I also spoke to a member of the research team about her research into wolves and the impact of domestication on dogs. 

Following the tour it was time for me to give my paper. After meeting the team and discovering how truly interdisciplinary the Institute is, I was concerned that my paper might have been too theoretical for the audience. I had chosen to focus on the theoretical component of my book 'Animals, Equality and Democracy' and my paper was quite similar in emphasis to the talk I gave at the Wheeler Centre in May. However, despite my concerns, the audience appeared to be very engaged and we had a lively discussion session which included questions from many different members of the audience, not just the philosophers. 

Following my paper it was time for dinner, a drink and more informal discussion about all things human-animal studies related. My visit was rounded out with an informal tour of the centre of Vienna.

At the University of Melbourne I have begun working on human-animal studies puzzles with an interdisciplinary team. Although we are interdisciplinary we are all drawn from the Faculty of Arts.

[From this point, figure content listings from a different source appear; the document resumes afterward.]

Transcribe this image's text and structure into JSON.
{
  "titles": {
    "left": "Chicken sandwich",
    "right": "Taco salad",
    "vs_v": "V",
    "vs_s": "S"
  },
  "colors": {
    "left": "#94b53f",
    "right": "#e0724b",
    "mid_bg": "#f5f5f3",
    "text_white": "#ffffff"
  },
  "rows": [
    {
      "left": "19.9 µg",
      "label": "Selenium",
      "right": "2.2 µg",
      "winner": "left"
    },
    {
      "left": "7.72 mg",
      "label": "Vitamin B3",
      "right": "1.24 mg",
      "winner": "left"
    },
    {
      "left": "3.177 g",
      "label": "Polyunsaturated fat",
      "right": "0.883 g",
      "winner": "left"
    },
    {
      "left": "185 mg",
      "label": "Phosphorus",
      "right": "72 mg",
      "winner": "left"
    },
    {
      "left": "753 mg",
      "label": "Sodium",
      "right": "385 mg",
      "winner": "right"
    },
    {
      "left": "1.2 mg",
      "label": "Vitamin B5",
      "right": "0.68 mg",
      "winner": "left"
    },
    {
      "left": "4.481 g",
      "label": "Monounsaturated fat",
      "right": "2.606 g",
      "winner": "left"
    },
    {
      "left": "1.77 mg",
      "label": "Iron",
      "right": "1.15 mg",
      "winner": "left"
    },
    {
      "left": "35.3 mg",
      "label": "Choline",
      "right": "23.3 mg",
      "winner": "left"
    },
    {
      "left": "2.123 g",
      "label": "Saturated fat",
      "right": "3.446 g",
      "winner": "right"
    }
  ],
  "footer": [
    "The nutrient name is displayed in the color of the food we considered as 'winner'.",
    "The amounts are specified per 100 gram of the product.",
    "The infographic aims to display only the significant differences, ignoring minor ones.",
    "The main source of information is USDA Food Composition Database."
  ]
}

That working relationship is exciting and challenging and makes me think about how stimulating and challenging it will be for the scholars working at the Messerli Research Institute. They use learn to speak to each other in a shared language. An exciting and worthy objective. 

I had a wonderful time at the Messerli Research Institute and I look forward to seeing the Institute's research output in the coming months, years and decades.